- North Naples Location within the state of Florida North Naples North Naples (the United States)
- Coordinates: 26°13′09″N 81°47′30″W﻿ / ﻿26.21917°N 81.79167°W
- Country: United States
- State: Florida
- County: Collier
- Elevation: 13 ft (4.0 m)
- Time zone: UTC-5 (Eastern (EST))
- • Summer (DST): UTC-4 (EDT)
- ZIP codes: 34107-34110, 34119
- GNIS feature ID: 287841

= North Naples, Florida =

North Naples is an unincorporated community in northwest Collier County, Florida, United States, located immediately north of Naples. The North Naples area includes the census-designated places of Naples Park, Pelican Bay, and Pine Ridge, as well as additional surrounding land.
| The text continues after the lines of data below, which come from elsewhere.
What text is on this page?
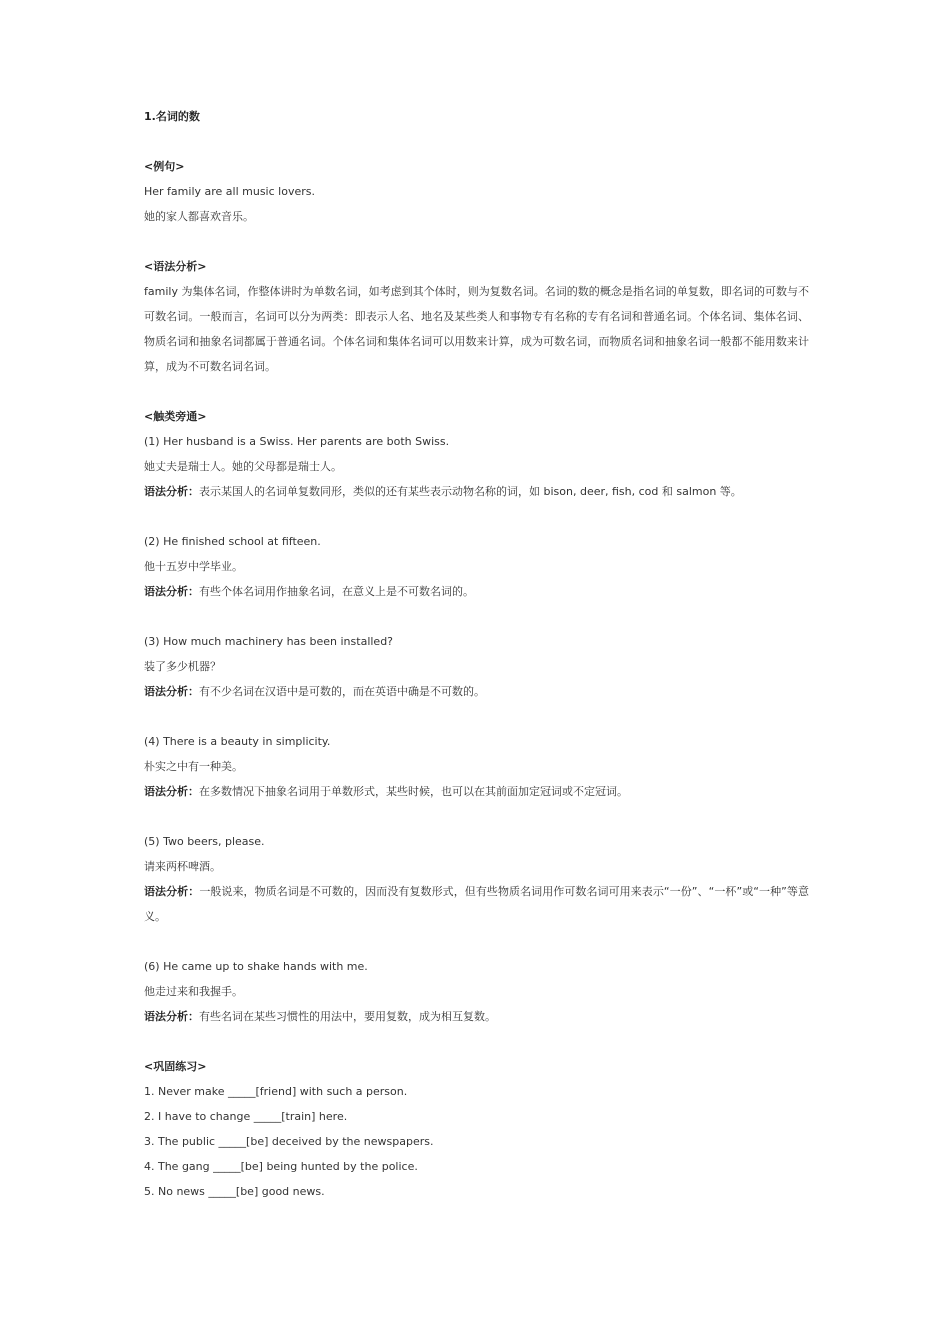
1.名词的数
<例句>
Her family are all music lovers.
她的家人都喜欢音乐。
<语法分析>
family 为集体名词，作整体讲时为单数名词，如考虑到其个体时，则为复数名词。名词的数的概念是指名词的单复数，即名词的可数与不可数名词。一般而言，名词可以分为两类：即表示人名、地名及某些类人和事物专有名称的专有名词和普通名词。个体名词、集体名词、物质名词和抽象名词都属于普通名词。个体名词和集体名词可以用数来计算，成为可数名词，而物质名词和抽象名词一般都不能用数来计算，成为不可数名词名词。
<触类旁通>
(1) Her husband is a Swiss. Her parents are both Swiss.
她丈夫是瑞士人。她的父母都是瑞士人。
语法分析：表示某国人的名词单复数同形，类似的还有某些表示动物名称的词，如 bison, deer, fish, cod 和 salmon 等。
(2) He finished school at fifteen.
他十五岁中学毕业。
语法分析：有些个体名词用作抽象名词，在意义上是不可数名词的。
(3) How much machinery has been installed?
装了多少机器？
语法分析：有不少名词在汉语中是可数的，而在英语中确是不可数的。
(4) There is a beauty in simplicity.
朴实之中有一种美。
语法分析：在多数情况下抽象名词用于单数形式，某些时候，也可以在其前面加定冠词或不定冠词。
(5) Two beers, please.
请来两杯啤酒。
语法分析：一般说来，物质名词是不可数的，因而没有复数形式，但有些物质名词用作可数名词可用来表示“一份”、“一杯”或“一种”等意义。
(6) He came up to shake hands with me.
他走过来和我握手。
语法分析：有些名词在某些习惯性的用法中，要用复数，成为相互复数。
<巩固练习>
1. Never make _____[friend] with such a person.
2. I have to change _____[train] here.
3. The public _____[be] deceived by the newspapers.
4. The gang _____[be] being hunted by the police.
5. No news _____[be] good news.
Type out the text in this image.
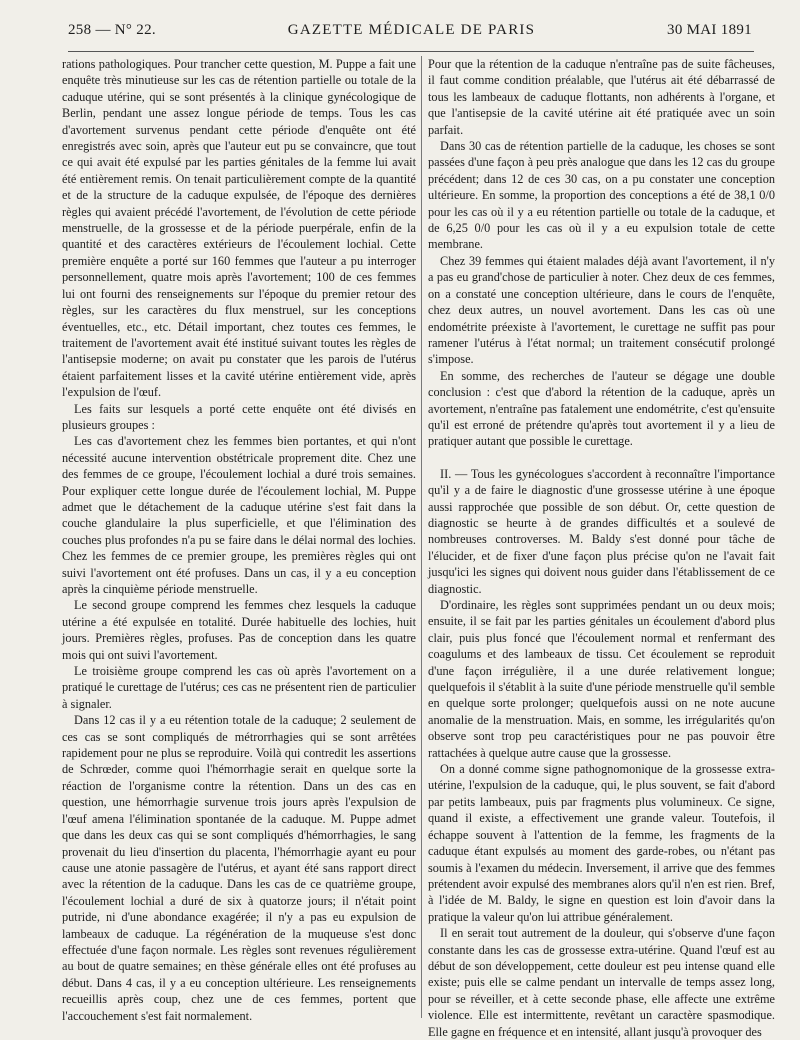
258 — N° 22.	GAZETTE MÉDICALE DE PARIS	30 MAI 1891

rations pathologiques. Pour trancher cette question, M. Puppe a fait une enquête très minutieuse sur les cas de rétention partielle ou totale de la caduque utérine, qui se sont présentés à la clinique gynécologique de Berlin, pendant une assez longue période de temps. Tous les cas d'avortement survenus pendant cette période d'enquête ont été enregistrés avec soin, après que l'auteur eut pu se convaincre, que tout ce qui avait été expulsé par les parties génitales de la femme lui avait été entièrement remis. On tenait particulièrement compte de la quantité et de la structure de la caduque expulsée, de l'époque des dernières règles qui avaient précédé l'avortement, de l'évolution de cette période menstruelle, de la grossesse et de la période puerpérale, enfin de la quantité et des caractères extérieurs de l'écoulement lochial. Cette première enquête a porté sur 160 femmes que l'auteur a pu interroger personnellement, quatre mois après l'avortement; 100 de ces femmes lui ont fourni des renseignements sur l'époque du premier retour des règles, sur les caractères du flux menstruel, sur les conceptions éventuelles, etc., etc. Détail important, chez toutes ces femmes, le traitement de l'avortement avait été institué suivant toutes les règles de l'antisepsie moderne; on avait pu constater que les parois de l'utérus étaient parfaitement lisses et la cavité utérine entièrement vide, après l'expulsion de l'œuf.

Les faits sur lesquels a porté cette enquête ont été divisés en plusieurs groupes :

Les cas d'avortement chez les femmes bien portantes, et qui n'ont nécessité aucune intervention obstétricale proprement dite. Chez une des femmes de ce groupe, l'écoulement lochial a duré trois semaines. Pour expliquer cette longue durée de l'écoulement lochial, M. Puppe admet que le détachement de la caduque utérine s'est fait dans la couche glandulaire la plus superficielle, et que l'élimination des couches plus profondes n'a pu se faire dans le délai normal des lochies. Chez les femmes de ce premier groupe, les premières règles qui ont suivi l'avortement ont été profuses. Dans un cas, il y a eu conception après la cinquième période menstruelle.

Le second groupe comprend les femmes chez lesquels la caduque utérine a été expulsée en totalité. Durée habituelle des lochies, huit jours. Premières règles, profuses. Pas de conception dans les quatre mois qui ont suivi l'avortement.

Le troisième groupe comprend les cas où après l'avortement on a pratiqué le curettage de l'utérus; ces cas ne présentent rien de particulier à signaler.

Dans 12 cas il y a eu rétention totale de la caduque; 2 seulement de ces cas se sont compliqués de métrorrhagies qui se sont arrêtées rapidement pour ne plus se reproduire. Voilà qui contredit les assertions de Schrœder, comme quoi l'hémorrhagie serait en quelque sorte la réaction de l'organisme contre la rétention. Dans un des cas en question, une hémorrhagie survenue trois jours après l'expulsion de l'œuf amena l'élimination spontanée de la caduque. M. Puppe admet que dans les deux cas qui se sont compliqués d'hémorrhagies, le sang provenait du lieu d'insertion du placenta, l'hémorrhagie ayant eu pour cause une atonie passagère de l'utérus, et ayant été sans rapport direct avec la rétention de la caduque. Dans les cas de ce quatrième groupe, l'écoulement lochial a duré de six à quatorze jours; il n'était point putride, ni d'une abondance exagérée; il n'y a pas eu expulsion de lambeaux de caduque. La régénération de la muqueuse s'est donc effectuée d'une façon normale. Les règles sont revenues régulièrement au bout de quatre semaines; en thèse générale elles ont été profuses au début. Dans 4 cas, il y a eu conception ultérieure. Les renseignements recueillis après coup, chez une de ces femmes, portent que l'accouchement s'est fait normalement.

Pour que la rétention de la caduque n'entraîne pas de suite fâcheuses, il faut comme condition préalable, que l'utérus ait été débarrassé de tous les lambeaux de caduque flottants, non adhérents à l'organe, et que l'antisepsie de la cavité utérine ait été pratiquée avec un soin parfait.

Dans 30 cas de rétention partielle de la caduque, les choses se sont passées d'une façon à peu près analogue que dans les 12 cas du groupe précédent; dans 12 de ces 30 cas, on a pu constater une conception ultérieure. En somme, la proportion des conceptions a été de 38,1 0/0 pour les cas où il y a eu rétention partielle ou totale de la caduque, et de 6,25 0/0 pour les cas où il y a eu expulsion totale de cette membrane.

Chez 39 femmes qui étaient malades déjà avant l'avortement, il n'y a pas eu grand'chose de particulier à noter. Chez deux de ces femmes, on a constaté une conception ultérieure, dans le cours de l'enquête, chez deux autres, un nouvel avortement. Dans les cas où une endométrite préexiste à l'avortement, le curettage ne suffit pas pour ramener l'utérus à l'état normal; un traitement consécutif prolongé s'impose.

En somme, des recherches de l'auteur se dégage une double conclusion : c'est que d'abord la rétention de la caduque, après un avortement, n'entraîne pas fatalement une endométrite, c'est qu'ensuite qu'il est erroné de prétendre qu'après tout avortement il y a lieu de pratiquer autant que possible le curettage.

II. — Tous les gynécologues s'accordent à reconnaître l'importance qu'il y a de faire le diagnostic d'une grossesse utérine à une époque aussi rapprochée que possible de son début. Or, cette question de diagnostic se heurte à de grandes difficultés et a soulevé de nombreuses controverses. M. Baldy s'est donné pour tâche de l'élucider, et de fixer d'une façon plus précise qu'on ne l'avait fait jusqu'ici les signes qui doivent nous guider dans l'établissement de ce diagnostic.

D'ordinaire, les règles sont supprimées pendant un ou deux mois; ensuite, il se fait par les parties génitales un écoulement d'abord plus clair, puis plus foncé que l'écoulement normal et renfermant des coagulums et des lambeaux de tissu. Cet écoulement se reproduit d'une façon irrégulière, il a une durée relativement longue; quelquefois il s'établit à la suite d'une période menstruelle qu'il semble en quelque sorte prolonger; quelquefois aussi on ne note aucune anomalie de la menstruation. Mais, en somme, les irrégularités qu'on observe sont trop peu caractéristiques pour ne pas pouvoir être rattachées à quelque autre cause que la grossesse.

On a donné comme signe pathognomonique de la grossesse extra-utérine, l'expulsion de la caduque, qui, le plus souvent, se fait d'abord par petits lambeaux, puis par fragments plus volumineux. Ce signe, quand il existe, a effectivement une grande valeur. Toutefois, il échappe souvent à l'attention de la femme, les fragments de la caduque étant expulsés au moment des garde-robes, ou n'étant pas soumis à l'examen du médecin. Inversement, il arrive que des femmes prétendent avoir expulsé des membranes alors qu'il n'en est rien. Bref, à l'idée de M. Baldy, le signe en question est loin d'avoir dans la pratique la valeur qu'on lui attribue généralement.

Il en serait tout autrement de la douleur, qui s'observe d'une façon constante dans les cas de grossesse extra-utérine. Quand l'œuf est au début de son développement, cette douleur est peu intense quand elle existe; puis elle se calme pendant un intervalle de temps assez long, pour se réveiller, et à cette seconde phase, elle affecte une extrême violence. Elle est intermittente, revêtant un caractère spasmodique. Elle gagne en fréquence et en intensité, allant jusqu'à provoquer des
North Naples is part of the Naples-Marco Island Metropolitan Statistical Area.

== Geography ==

===Climate===
North Naples has a tropical climate with warm dry winters and hot humid summers with heavy rain, despite it being north of the tropics. It is a part of one of the only tropical climates in the continental USA.

== Education ==
North Naples is served by the District School Board of Collier County and various private institutions including the following.

=== Elementary ===
- Pelican Marsh Elementary School (public)
- Naples Park Elementary School (public)
- Laurel Oak Elementary School (public)
- Veterans Memorial Elementary School (public)
- The Village School (private)

=== Middle ===
- North Naples Middle School (public)
- The Village School (private)
- Pine Ridge Middle School (public)
- Oakridge Middle School (public)
- Mason Classical Academy (charter)

=== High ===
- Barron Collier High School (public)
- Gulf Coast High School (public)
- Aubrey Rogers High School (public)
- The Village School (private)
- Mason Classical Academy (charter)

==Public transportation==
North Naples is served by Collier Area Transit's 2A, 2B, 6, and 10 routes.

== Healthcare ==
North Naples is served by North Naples Hospital, part of the NCH system.